Background: Acute decompensated heart failure exacerbation is the leading cause of hospitalization in the United States. It was associated with total medical costs of more than $30 billion in 2012 with projections estimating around $70 billion in costs by 2030. Currently, six million people in the U.S. have heart failure, with a little over half a million new cases diagnosed annually. Administration of loop diuretics is the cornerstone of inpatient management. Previous studies such as the DOSE trial compared outcomes for different dosing strategies; however, the optimal goal for daily fluid balance is not known. Using the MIMIC-III database, an openly available dataset of de-identified health data on intensive care unit (ICU) admissions, we compared outcomes for higher versus lower daily net negative fluid balance in adults admitted for acute decompensated heart failure.

Methods: The Medical Information Mart for Intensive Care (MIMIC-III) database was used to identify patients admitted to the ICU for a heart failure exacerbation. Patients had to have a heart failure diagnosis using International Classification of Diseases, 9th edition codes and must have been administered at least one dose of parenteral diuretics within their first 24 hours of ICU admission. Only a patient’s first ICU admission was evaluated. Patients who were neonates (age <1 year), had a serum creatinine >3 mg/dL at ICU admission, or had an ICU admission <12 hours were excluded. Maximum 24-hour negative fluid balance within the first 72 hours of ICU admission was calculated for each patient. Patients were classified into high- or low-intensity diuresis groups if the negative fluid balance was greater than 3000 ml or less than 3000 ml respectively. The primary outcome was the difference in ICU length of stay (LOS) between diuresis groups. Secondary outcomes included SCr and an a priori Oxford Acute Severity of Illness Scores (OASIS) score subgroup analysis for the primary outcome.

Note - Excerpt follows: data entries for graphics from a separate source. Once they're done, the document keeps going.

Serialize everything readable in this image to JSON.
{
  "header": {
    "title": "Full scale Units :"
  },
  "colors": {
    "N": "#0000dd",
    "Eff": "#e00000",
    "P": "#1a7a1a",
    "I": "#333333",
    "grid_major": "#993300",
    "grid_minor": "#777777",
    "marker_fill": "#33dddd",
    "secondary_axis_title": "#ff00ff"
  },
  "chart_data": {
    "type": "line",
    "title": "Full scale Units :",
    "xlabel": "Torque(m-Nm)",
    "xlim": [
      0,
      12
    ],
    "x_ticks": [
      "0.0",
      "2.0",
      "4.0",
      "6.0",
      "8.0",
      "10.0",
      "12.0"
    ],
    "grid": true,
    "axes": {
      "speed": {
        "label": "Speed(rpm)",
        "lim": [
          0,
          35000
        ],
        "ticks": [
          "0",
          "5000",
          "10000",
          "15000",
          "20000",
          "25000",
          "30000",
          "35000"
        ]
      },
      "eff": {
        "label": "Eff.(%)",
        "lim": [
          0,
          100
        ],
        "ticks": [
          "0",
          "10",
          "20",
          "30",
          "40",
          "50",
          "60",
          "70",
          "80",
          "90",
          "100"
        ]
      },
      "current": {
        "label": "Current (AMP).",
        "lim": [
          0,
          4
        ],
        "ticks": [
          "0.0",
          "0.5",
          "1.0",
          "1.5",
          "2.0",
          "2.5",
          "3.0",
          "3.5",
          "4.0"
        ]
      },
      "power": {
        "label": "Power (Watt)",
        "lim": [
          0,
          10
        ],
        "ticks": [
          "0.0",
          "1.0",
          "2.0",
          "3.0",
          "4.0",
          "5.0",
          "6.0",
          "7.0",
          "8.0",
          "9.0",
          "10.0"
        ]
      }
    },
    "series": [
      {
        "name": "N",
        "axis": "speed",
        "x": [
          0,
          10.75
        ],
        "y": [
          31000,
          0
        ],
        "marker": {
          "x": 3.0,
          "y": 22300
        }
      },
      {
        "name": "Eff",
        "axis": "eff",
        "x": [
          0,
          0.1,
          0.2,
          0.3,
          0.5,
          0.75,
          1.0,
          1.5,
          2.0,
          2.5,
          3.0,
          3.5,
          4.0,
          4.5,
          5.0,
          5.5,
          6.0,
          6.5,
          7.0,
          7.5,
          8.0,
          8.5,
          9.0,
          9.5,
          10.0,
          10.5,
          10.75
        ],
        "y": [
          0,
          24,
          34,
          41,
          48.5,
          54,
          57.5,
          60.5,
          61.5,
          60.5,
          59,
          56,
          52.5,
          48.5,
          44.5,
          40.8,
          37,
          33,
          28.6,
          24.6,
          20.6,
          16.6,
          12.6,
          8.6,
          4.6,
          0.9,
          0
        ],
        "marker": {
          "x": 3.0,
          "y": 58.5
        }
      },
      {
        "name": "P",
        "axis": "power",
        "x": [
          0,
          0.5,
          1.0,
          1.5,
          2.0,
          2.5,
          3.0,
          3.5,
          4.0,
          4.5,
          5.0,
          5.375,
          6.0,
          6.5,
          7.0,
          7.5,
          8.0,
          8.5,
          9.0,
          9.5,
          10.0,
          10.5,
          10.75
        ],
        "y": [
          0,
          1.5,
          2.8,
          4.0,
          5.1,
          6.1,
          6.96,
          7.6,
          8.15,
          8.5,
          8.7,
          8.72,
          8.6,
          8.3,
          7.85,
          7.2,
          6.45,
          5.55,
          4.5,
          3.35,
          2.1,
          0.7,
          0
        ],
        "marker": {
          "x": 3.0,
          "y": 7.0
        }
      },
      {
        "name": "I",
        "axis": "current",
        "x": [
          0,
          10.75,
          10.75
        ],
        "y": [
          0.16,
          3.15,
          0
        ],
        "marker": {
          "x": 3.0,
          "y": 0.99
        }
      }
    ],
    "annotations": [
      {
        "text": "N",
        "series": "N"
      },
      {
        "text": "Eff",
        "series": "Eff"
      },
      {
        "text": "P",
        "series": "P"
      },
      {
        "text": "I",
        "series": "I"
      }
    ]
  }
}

Results: A total of 46,520 patients were screened for inclusion/exclusion criteria, of which 4,031 patients were included in this study. Two-tailed two sample t-tests showed a statistically significant increase in ICU LOS (p-value < 2.2e-16) and serum creatinine level (p = 0.001) in high- versus low-intensity diuresis groups (Figure 1). ICU LOS remained significantly different between high- and low-intensity diuresis groups stratified by OASIS score (Table 1).

Conclusions: Increased diuresis (more negative fluid balance) was correlated with longer ICU stay. This association remained even when patients were stratified by disease severity. On further examination, increased diuresis was associated with higher creatinine level, suggesting that acute kidney injury may be one possible driver for the longer length of stay. Future steps include prospective analyses comparing different diuretic goals.